The deputy of the European Parliament, Jorge Buxade Villalba, publicly confirmed the information about the alleged infiltration of Havana into the ranks of the Catalan separatists. Born in Barcelona in 1975, a lawyer by training and a former member of the People's Party, Buxade was elected a member of the European Parliament in 2019 for the Spanish Vox ("Voice") party. The party was founded in December 2013, has 52 seats in the Spanish parliament, and advocates far-right nationalism, social conservatism, and Euroscepticism. Buxade is also the chairman of the ultra-conservative organization Catalan Forum and is also a member of such far-right Catalan structures that oppose Catalan independence from Spain, such as the Civil Society of Catalonia and the Joan Bosca Foundation.

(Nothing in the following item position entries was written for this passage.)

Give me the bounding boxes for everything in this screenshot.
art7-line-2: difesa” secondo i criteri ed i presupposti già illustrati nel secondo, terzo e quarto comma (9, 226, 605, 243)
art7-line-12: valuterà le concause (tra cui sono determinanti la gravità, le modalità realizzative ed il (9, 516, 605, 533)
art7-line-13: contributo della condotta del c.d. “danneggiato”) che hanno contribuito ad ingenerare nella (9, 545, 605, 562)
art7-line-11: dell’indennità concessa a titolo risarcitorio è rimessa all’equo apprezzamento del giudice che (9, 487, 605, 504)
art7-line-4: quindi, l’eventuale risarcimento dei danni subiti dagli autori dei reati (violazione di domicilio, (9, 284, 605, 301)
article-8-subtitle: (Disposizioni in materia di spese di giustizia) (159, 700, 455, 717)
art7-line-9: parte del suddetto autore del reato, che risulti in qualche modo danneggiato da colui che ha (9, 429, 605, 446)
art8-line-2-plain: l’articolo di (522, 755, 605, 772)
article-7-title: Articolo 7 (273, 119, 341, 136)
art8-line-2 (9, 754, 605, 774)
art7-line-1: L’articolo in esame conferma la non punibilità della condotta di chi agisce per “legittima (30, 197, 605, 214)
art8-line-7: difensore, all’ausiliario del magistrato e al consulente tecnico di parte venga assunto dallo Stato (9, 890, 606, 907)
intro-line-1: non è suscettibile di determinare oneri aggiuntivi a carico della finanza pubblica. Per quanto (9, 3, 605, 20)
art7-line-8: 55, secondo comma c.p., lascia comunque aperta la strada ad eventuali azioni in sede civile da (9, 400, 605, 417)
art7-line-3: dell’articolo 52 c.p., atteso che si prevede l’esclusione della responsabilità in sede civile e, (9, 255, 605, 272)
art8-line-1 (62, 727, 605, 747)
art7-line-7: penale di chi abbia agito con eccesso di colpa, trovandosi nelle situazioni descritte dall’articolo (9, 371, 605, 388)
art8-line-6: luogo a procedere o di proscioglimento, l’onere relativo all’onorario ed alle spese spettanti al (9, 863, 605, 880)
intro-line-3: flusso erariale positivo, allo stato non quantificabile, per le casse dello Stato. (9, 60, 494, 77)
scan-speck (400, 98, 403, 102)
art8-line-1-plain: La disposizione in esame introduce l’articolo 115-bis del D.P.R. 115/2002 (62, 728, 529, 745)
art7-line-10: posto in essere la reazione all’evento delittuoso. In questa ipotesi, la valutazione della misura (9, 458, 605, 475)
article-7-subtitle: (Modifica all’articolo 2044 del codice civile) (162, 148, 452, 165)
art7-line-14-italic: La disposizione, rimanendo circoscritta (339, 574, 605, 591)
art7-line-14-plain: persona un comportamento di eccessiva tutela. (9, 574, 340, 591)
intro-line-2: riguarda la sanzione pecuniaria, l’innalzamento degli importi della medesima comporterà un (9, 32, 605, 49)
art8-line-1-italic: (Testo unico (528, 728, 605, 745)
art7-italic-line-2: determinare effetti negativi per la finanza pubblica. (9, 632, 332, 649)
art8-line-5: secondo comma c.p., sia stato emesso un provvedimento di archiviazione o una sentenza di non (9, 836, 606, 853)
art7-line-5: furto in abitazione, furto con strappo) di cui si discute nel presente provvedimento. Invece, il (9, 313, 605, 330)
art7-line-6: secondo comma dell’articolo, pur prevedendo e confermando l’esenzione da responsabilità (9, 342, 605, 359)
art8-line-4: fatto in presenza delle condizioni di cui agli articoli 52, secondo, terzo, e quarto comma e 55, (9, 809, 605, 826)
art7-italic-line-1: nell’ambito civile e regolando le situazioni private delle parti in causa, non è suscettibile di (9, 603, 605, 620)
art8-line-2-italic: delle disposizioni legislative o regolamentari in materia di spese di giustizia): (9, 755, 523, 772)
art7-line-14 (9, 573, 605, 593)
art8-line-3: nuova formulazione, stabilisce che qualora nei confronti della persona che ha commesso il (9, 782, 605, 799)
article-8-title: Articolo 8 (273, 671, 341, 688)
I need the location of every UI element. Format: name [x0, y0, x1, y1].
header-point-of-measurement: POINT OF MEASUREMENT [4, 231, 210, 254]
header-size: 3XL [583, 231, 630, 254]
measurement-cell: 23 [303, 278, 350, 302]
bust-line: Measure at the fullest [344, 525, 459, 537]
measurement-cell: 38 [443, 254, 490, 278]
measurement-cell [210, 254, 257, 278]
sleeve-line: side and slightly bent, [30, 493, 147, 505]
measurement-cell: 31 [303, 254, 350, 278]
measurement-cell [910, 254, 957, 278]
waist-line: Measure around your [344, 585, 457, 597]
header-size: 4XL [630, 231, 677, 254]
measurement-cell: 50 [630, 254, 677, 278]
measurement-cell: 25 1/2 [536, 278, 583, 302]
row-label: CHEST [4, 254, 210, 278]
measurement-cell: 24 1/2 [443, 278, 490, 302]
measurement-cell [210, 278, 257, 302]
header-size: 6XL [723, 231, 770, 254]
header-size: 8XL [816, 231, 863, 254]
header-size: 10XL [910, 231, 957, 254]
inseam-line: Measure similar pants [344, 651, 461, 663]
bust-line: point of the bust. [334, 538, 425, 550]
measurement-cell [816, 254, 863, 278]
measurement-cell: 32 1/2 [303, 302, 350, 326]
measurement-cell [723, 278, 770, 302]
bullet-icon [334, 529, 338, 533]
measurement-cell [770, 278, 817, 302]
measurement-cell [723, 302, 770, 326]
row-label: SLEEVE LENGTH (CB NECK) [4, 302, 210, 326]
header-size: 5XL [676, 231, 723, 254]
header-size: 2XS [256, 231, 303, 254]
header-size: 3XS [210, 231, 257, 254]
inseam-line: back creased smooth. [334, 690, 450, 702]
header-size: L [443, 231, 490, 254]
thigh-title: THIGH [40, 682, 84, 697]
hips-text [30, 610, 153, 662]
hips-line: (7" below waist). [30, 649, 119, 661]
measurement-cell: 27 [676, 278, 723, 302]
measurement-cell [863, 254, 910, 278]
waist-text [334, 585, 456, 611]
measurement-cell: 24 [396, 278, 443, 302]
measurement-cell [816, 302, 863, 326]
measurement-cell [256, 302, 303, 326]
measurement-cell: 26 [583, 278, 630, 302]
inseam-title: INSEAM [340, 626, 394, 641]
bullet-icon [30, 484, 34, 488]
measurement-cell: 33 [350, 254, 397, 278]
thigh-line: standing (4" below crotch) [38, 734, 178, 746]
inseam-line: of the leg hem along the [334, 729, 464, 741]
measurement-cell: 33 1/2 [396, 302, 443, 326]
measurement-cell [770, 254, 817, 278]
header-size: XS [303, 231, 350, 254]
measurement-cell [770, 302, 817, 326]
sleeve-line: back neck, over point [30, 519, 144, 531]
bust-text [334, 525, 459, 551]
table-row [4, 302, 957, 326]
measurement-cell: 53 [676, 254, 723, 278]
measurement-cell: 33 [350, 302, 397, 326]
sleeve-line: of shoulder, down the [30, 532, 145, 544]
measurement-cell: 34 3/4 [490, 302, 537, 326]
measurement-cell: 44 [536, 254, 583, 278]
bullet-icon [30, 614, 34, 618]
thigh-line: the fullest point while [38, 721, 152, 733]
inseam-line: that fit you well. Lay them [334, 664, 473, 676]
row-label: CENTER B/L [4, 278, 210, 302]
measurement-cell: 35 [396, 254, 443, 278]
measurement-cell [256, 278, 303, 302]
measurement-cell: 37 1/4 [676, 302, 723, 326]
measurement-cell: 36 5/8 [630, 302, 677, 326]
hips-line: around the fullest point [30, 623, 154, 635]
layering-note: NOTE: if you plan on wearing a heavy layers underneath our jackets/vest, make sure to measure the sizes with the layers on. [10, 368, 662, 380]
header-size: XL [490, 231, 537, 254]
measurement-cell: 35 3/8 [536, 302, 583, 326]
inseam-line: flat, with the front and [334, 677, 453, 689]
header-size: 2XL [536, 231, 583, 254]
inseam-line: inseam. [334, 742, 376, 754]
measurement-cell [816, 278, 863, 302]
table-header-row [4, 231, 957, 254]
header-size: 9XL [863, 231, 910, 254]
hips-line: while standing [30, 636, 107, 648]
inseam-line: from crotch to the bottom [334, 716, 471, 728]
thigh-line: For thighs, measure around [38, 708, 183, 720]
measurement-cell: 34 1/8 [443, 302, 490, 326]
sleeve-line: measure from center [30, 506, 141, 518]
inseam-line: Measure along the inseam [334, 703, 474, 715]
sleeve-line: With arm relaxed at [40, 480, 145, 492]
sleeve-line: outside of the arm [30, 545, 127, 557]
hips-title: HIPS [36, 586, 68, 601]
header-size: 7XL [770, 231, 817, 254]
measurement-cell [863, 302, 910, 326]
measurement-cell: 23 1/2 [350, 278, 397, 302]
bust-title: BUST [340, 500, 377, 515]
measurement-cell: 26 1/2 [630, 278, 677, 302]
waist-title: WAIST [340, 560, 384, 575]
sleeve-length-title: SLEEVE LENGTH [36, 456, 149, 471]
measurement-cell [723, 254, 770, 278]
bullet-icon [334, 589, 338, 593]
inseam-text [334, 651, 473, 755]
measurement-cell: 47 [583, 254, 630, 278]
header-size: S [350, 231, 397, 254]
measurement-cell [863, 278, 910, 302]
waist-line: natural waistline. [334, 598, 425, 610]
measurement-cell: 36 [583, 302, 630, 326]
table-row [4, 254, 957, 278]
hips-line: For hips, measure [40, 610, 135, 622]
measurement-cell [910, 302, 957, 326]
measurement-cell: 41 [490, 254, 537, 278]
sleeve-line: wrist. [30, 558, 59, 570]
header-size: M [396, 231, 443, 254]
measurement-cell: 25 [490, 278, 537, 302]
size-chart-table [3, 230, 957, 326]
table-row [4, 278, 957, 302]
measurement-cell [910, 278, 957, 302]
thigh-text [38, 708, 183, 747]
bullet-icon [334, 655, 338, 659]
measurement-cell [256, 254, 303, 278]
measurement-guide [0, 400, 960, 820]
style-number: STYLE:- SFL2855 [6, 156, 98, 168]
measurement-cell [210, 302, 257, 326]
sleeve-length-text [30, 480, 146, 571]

During a recent press conference following a meeting of the political action committee of the Vox party (created by analogy with the American Political Action Committees, which play an important role in the political life of the United States) Buxade openly accused Havana of participating in the activities of separatist left-wing groups in Catalonia, mentioning in this regard its contacts with the CDR. "The information of journalists is not news to us, Catalans, because street terrorism has always been linked to national and international terrorism," Buxade concluded. In his opinion, Madrid should be more concerned about the activities of the Cuban special services on Spanish territory, asking why the competent Spanish law enforcement agencies are inactive.
Garcia, a former employee of the GUUR of the Ministry of Internal Affairs of Cuba, agrees with this opinion. In an interview with the Spanish-based independent Cuban online publication CiberCuba, he also called for an end to"the practice of impunity for Havana's actions in Spain." According to him, "members of the Spanish government who are sympathetic to the Cuban regime should understand that as long as they do not stop supporting and protecting it, the Cuban special services will continue to consider Spain as the object of their penetration and activities."
The Cuban Embassy in Spain and the Ministry of Foreign Affairs of Cuba have not yet responded to such accusations.